Bug #2552
closed"Drop" action is logged as "allowed" in af_packet and netmap modes
Description
Version: current git master.
It seems that commit 4474889667d664a66c1c123f4f7d2756e8a7fbb9 has broken AFPRunModeIsIPS() and NetmapRunModeIsIPS(). These functions are called from ParseInterfacesList() and work with 'real' live devices list. However, when ParseInterfacesList() is called, the list is empty because LiveDeviceFinalize() was not called yet. As a result, EngineModeSetIPS() is not called and this obviously breaks logging and, probably, some other things.
Currently I have no idea how to do things right (in other words, correct and good looking). Probably we need to move some blocks from ParseInterfacesList() to somewhere else, after LiveDeviceFinalize().

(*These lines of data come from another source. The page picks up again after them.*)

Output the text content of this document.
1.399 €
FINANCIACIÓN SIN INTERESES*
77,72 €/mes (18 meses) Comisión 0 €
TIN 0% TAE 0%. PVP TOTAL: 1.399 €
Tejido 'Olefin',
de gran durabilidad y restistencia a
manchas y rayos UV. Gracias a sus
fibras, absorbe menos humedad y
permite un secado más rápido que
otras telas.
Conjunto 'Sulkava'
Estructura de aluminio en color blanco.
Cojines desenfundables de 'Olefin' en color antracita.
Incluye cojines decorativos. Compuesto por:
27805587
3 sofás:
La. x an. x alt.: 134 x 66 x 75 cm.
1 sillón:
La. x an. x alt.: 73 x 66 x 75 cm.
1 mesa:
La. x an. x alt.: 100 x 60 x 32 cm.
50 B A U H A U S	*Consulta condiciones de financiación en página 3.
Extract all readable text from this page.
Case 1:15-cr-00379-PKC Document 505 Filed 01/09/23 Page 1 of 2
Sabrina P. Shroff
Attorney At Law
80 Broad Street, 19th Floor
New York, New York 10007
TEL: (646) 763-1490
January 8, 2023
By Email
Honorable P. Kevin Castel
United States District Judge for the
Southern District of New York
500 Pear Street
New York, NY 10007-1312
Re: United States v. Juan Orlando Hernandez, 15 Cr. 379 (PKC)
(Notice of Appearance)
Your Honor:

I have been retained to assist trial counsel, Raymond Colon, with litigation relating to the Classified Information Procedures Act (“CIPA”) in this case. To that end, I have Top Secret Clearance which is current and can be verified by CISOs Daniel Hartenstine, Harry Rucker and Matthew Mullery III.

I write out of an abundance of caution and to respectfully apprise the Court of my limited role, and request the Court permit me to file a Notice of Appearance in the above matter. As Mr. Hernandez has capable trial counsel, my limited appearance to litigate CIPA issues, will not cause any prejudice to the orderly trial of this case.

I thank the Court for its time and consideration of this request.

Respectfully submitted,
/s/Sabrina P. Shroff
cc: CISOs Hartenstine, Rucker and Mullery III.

Updated by Eric Leblond almost 6 years ago
Thanks Alexander for the very detailed report. I have implemented your suggestion.
Could you try the following branch: https://github.com/regit/suricata/tree/bug-2552 ?
Updated by Alexander Gozman almost 6 years ago
Eric Leblond wrote:
Thanks Alexander for the very detailed report. I have implemented your suggestion.
Could you try the following branch: https://github.com/regit/suricata/tree/bug-2552 ?
Eric, thank you for the quick feedback. Tried the patch, everything works fine (logged action is "blocked").
Updated by Victor Julien over 5 years ago
- Status changed from New to Closed
- Target version set to 4.1rc2
Updated by Alexander Gozman over 5 years ago
Victor Julien wrote:
Does this affect 4.0.x?
IMHO no, because 4.0.x handles "live devices" in an old way. There's no LiveDeviceFinalize() there.